Alert on anomalies. Set up alerts for unusual patterns:

  • High-frequency tool calls (possible runaway loop).
  • Tool calls to unexpected endpoints.
  • Large data transfers through communication tools.
  • Authentication failures.
  • Spending spikes.

Retain logs. Keep audit logs for at least 90 days. Security incidents often aren’t detected immediately, and you’ll need historical data to investigate.

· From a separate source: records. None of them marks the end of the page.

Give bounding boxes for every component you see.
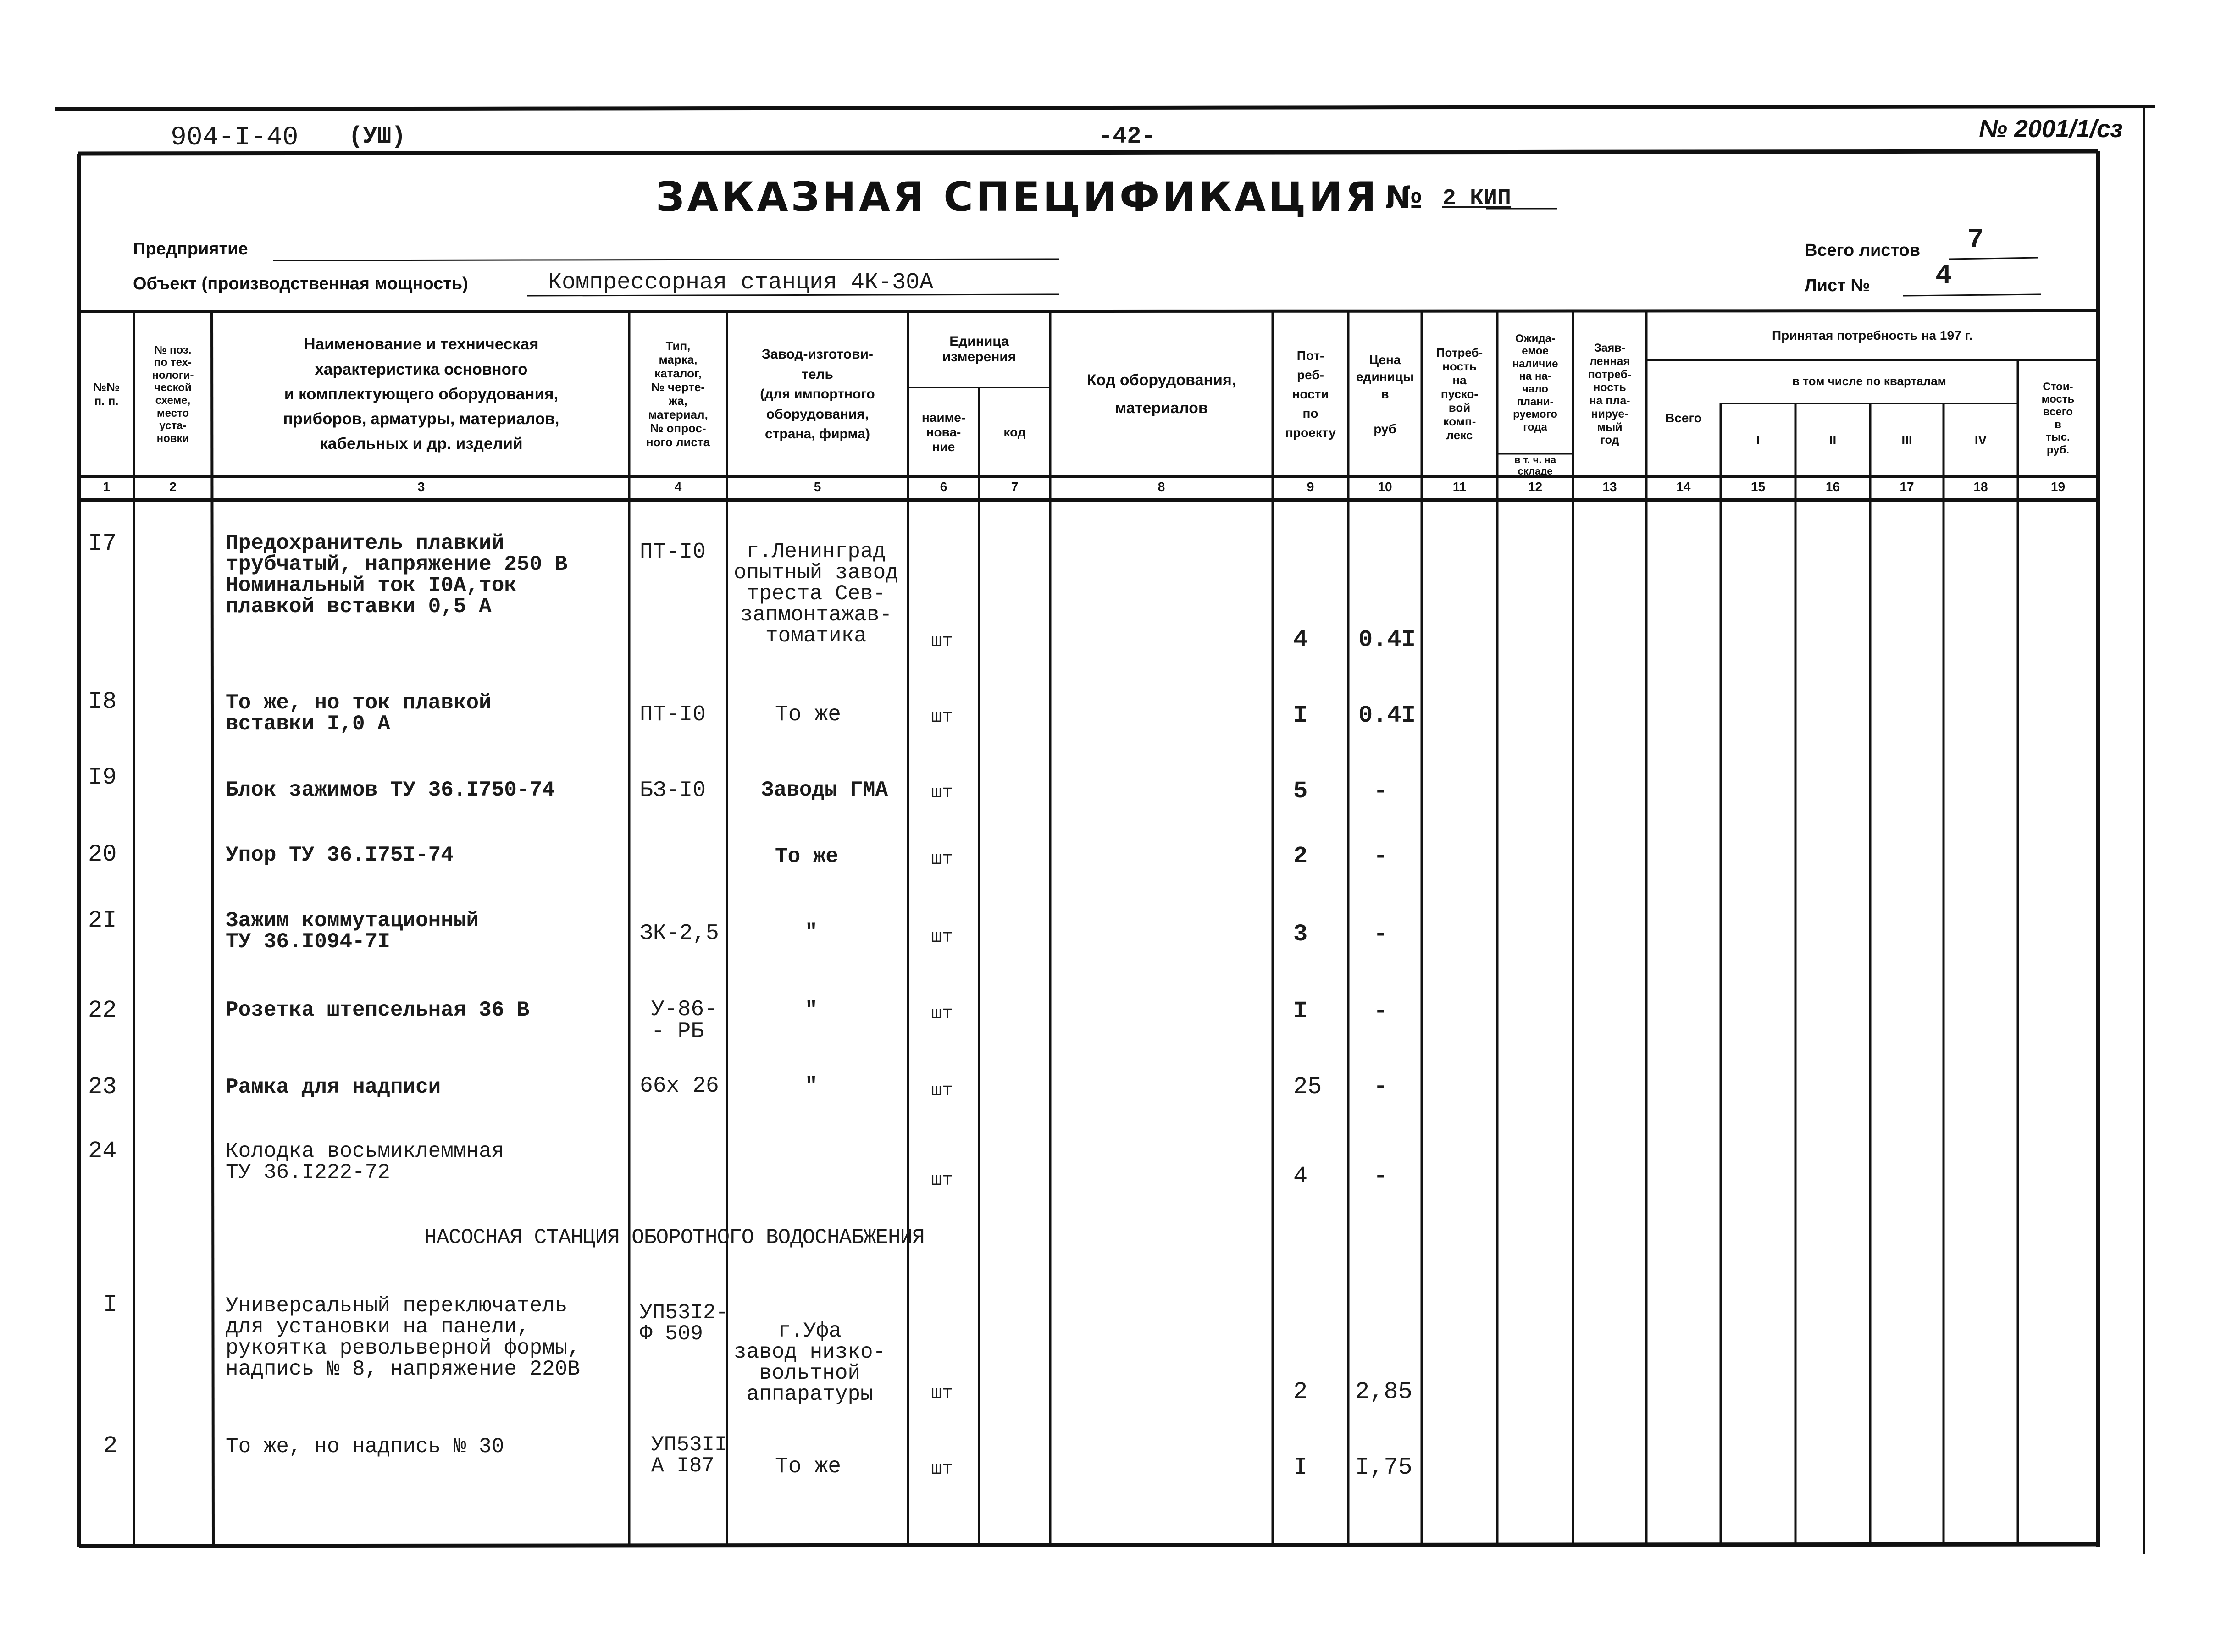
row-item-type: 66х 26 [640, 1074, 719, 1099]
row-item-name: Рамка для надписи [226, 1075, 441, 1099]
row-item-name: Колодка восьмиклеммная ТУ 36.I222-72 [226, 1139, 504, 1184]
row-item-type: БЗ-I0 [640, 778, 706, 803]
row-item-type: УП53I2- Ф 509 [640, 1301, 729, 1346]
row-item-unit: шт [931, 849, 953, 870]
section-code: (УШ) [349, 123, 406, 150]
row-item-unit: шт [931, 1004, 953, 1024]
row-item-name: Блок зажимов ТУ 36.I750-74 [226, 778, 555, 802]
row-item-qty: 3 [1293, 921, 1308, 948]
row-item-price: - [1374, 843, 1388, 870]
row-item-unit: шт [931, 927, 953, 948]
row-item-qty: 25 [1293, 1073, 1322, 1100]
row-number: 2 [103, 1432, 118, 1459]
row-item-name: Зажим коммутационный ТУ 36.I094-7I [226, 909, 479, 954]
col-number: 12 [1528, 480, 1543, 494]
row-item-unit: шт [931, 1459, 953, 1480]
col-number: 4 [674, 480, 682, 494]
row-item-unit: шт [931, 631, 953, 652]
row-item-type: ПТ-I0 [640, 702, 706, 727]
row-item-price: - [1374, 1163, 1388, 1190]
col-header-12: Ожида- емое наличие на на- чало плани- руемого года [1512, 332, 1558, 433]
col-number: 3 [417, 480, 425, 494]
col-header-13: Заяв- ленная потреб- ность на пла- нируе- мый год [1588, 342, 1632, 447]
row-item-maker: " [805, 998, 818, 1022]
row-item-type: ПТ-I0 [640, 540, 706, 564]
row-item-qty: 2 [1293, 843, 1308, 870]
row-item-maker: г.Уфа завод низко- вольтной аппаратуры [734, 1319, 886, 1406]
col-header-2: № поз. по тех- нологи- ческой схеме, место уста- новки [152, 343, 194, 445]
row-item-unit: шт [931, 707, 953, 728]
col-header-6: наиме- нова- ние [921, 410, 966, 454]
row-item-type: У-86- - РБ [651, 997, 718, 1044]
col-number: 17 [1900, 480, 1914, 494]
row-number: I7 [88, 530, 117, 557]
col-header-8: Код оборудования, материалов [1086, 371, 1236, 417]
col-header-6-7-group: Единица измерения [942, 333, 1016, 365]
row-item-qty: 4 [1293, 626, 1308, 653]
col-header-15: I [1756, 432, 1760, 447]
col-number: 7 [1011, 480, 1019, 494]
archive-stamp: № 2001/1/сз [1979, 115, 2123, 143]
row-item-type: ЗК-2,5 [640, 921, 719, 946]
col-header-11: Потреб- ность на пуско- вой комп- лекс [1436, 346, 1483, 442]
row-item-price: 0.4I [1358, 702, 1416, 729]
row-item-name: То же, но надпись № 30 [226, 1435, 504, 1459]
col-number: 19 [2050, 480, 2066, 494]
col-header-5: Завод-изготови- тель (для импортного оборудования, страна, фирма) [760, 347, 875, 442]
col-number: 2 [169, 480, 177, 494]
row-item-maker: Заводы ГМА [761, 778, 888, 802]
total-sheets-label: Всего листов [1805, 241, 1921, 260]
row-item-qty: 5 [1293, 778, 1308, 805]
row-item-qty: 4 [1293, 1163, 1308, 1190]
row-item-price: - [1374, 1073, 1388, 1100]
col-header-14-19-group: Принятая потребность на 197 г. [1772, 328, 1973, 343]
row-item-qty: 2 [1293, 1378, 1308, 1405]
spec-number-value: 2 КИП [1442, 186, 1512, 212]
col-header-17: III [1901, 432, 1912, 447]
row-item-name: Универсальный переключатель для установки на панели, рукоятка револьверной формы, надпись № 8, напряжение 220В [226, 1294, 580, 1381]
col-header-7: код [1003, 425, 1026, 439]
row-item-maker: То же [775, 1454, 842, 1479]
col-header-12-sub: в т. ч. на складе [1514, 453, 1556, 477]
col-number: 14 [1676, 480, 1691, 494]
col-number: 18 [1973, 480, 1988, 494]
col-number: 16 [1825, 480, 1840, 494]
row-item-maker: " [805, 920, 818, 944]
page-number: -42- [1098, 123, 1156, 150]
row-item-maker: г.Ленинград опытный завод треста Сев- запмонтажав- томатика [734, 540, 898, 648]
row-item-price: I,75 [1355, 1454, 1412, 1481]
row-item-type: УП53II А I87 [651, 1433, 727, 1478]
col-header-4: Тип, марка, каталог, № черте- жа, материал, № опрос- ного листа [646, 339, 710, 449]
row-item-name: Предохранитель плавкий трубчатый, напряжение 250 В Номинальный ток I0А,ток плавкой вставки 0,5 А [226, 531, 568, 619]
row-item-unit: шт [931, 1081, 953, 1101]
col-header-14: Всего [1665, 411, 1702, 425]
row-item-price: 0.4I [1358, 626, 1416, 653]
col-header-18: IV [1974, 432, 1987, 447]
col-number: 11 [1452, 480, 1467, 494]
row-item-qty: I [1293, 702, 1308, 729]
col-header-1: №№ п. п. [93, 380, 120, 408]
document-code: 904-I-40 [171, 123, 299, 153]
row-item-qty: I [1293, 998, 1308, 1025]
row-item-price: 2,85 [1355, 1378, 1412, 1405]
object-value: Компрессорная станция 4К-30А [548, 270, 934, 296]
row-number: I8 [88, 688, 117, 715]
row-item-name: Розетка штепсельная 36 В [226, 998, 530, 1022]
section-heading: НАСОСНАЯ СТАНЦИЯ ОБОРОТНОГО ВОДОСНАБЖЕНИЯ [424, 1226, 925, 1249]
col-number: 5 [814, 480, 821, 494]
row-number: 22 [88, 997, 117, 1024]
row-item-maker: " [805, 1074, 818, 1098]
enterprise-label: Предприятие [133, 239, 248, 259]
row-item-name: То же, но ток плавкой вставки I,0 А [226, 691, 492, 736]
col-header-15-18-group: в том числе по кварталам [1792, 374, 1946, 388]
row-item-maker: То же [775, 845, 839, 868]
row-item-price: - [1374, 921, 1388, 948]
row-item-unit: шт [931, 1383, 953, 1404]
row-item-qty: I [1293, 1454, 1308, 1481]
row-item-price: - [1374, 998, 1388, 1025]
col-number: 9 [1307, 480, 1314, 494]
row-number: 20 [88, 841, 117, 868]
object-label: Объект (производственная мощность) [133, 274, 468, 293]
sheet-number-label: Лист № [1805, 276, 1870, 295]
col-header-16: II [1829, 432, 1837, 447]
row-item-maker: То же [775, 702, 842, 727]
row-number: 23 [88, 1073, 117, 1100]
col-header-9: Пот- реб- ности по проекту [1285, 348, 1336, 440]
col-number: 15 [1750, 480, 1766, 494]
row-number: I [103, 1291, 118, 1318]
col-number: 13 [1602, 480, 1617, 494]
col-header-3: Наименование и техническая характеристика основного и комплектующего оборудования, приборов, арматуры, материалов, кабельных и др. изделий [283, 335, 559, 453]
row-number: 24 [88, 1138, 117, 1165]
spec-number-label: № [1385, 180, 1425, 216]
row-item-name: Упор ТУ 36.I75I-74 [226, 843, 454, 867]
total-sheets-value: 7 [1967, 225, 1984, 256]
row-item-price: - [1374, 778, 1388, 805]
document-title: ЗАКАЗНАЯ СПЕЦИФИКАЦИЯ [656, 173, 1379, 221]
row-number: 2I [88, 907, 117, 934]
col-header-19: Стои- мость всего в тыс. руб. [2041, 380, 2075, 456]
col-number: 10 [1378, 480, 1392, 494]
row-item-unit: шт [931, 783, 953, 803]
col-number: 8 [1158, 480, 1165, 494]
col-number: 1 [103, 480, 110, 494]
sheet-number-value: 4 [1935, 260, 1952, 292]
row-number: I9 [88, 764, 117, 791]
col-number: 6 [940, 480, 947, 494]
col-header-10: Цена единицы в руб [1356, 352, 1414, 436]
row-item-unit: шт [931, 1170, 953, 1191]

Platforms like AgentPatch log every tool invocation with full metadata, giving operators visibility into what their agents are doing. If you’re building your own tool infrastructure, replicate this pattern.

Practical Checklist

  • API keys stored in environment variables or secrets manager, never in prompts
  • Agent has access only to the tools it needs (least privilege)
  • Code execution runs in a sandboxed environment
  • All tool responses treated as untrusted data
  • Sensitive actions require human approval
  • Every tool call is logged with redacted parameters
  • Alerts configured for anomalous behavior
  • Keys rotated on a regular schedule
  • Separate credentials for development and production
  • Spending limits set per task and per day

AI agent security is a young field, and the threat model is still evolving. But the fundamentals, least privilege, secure credential storage, sandboxing, monitoring, and treating external data as untrusted, apply regardless of which framework or model you’re using. Get these right, and you’ll avoid the most common and damaging failure modes.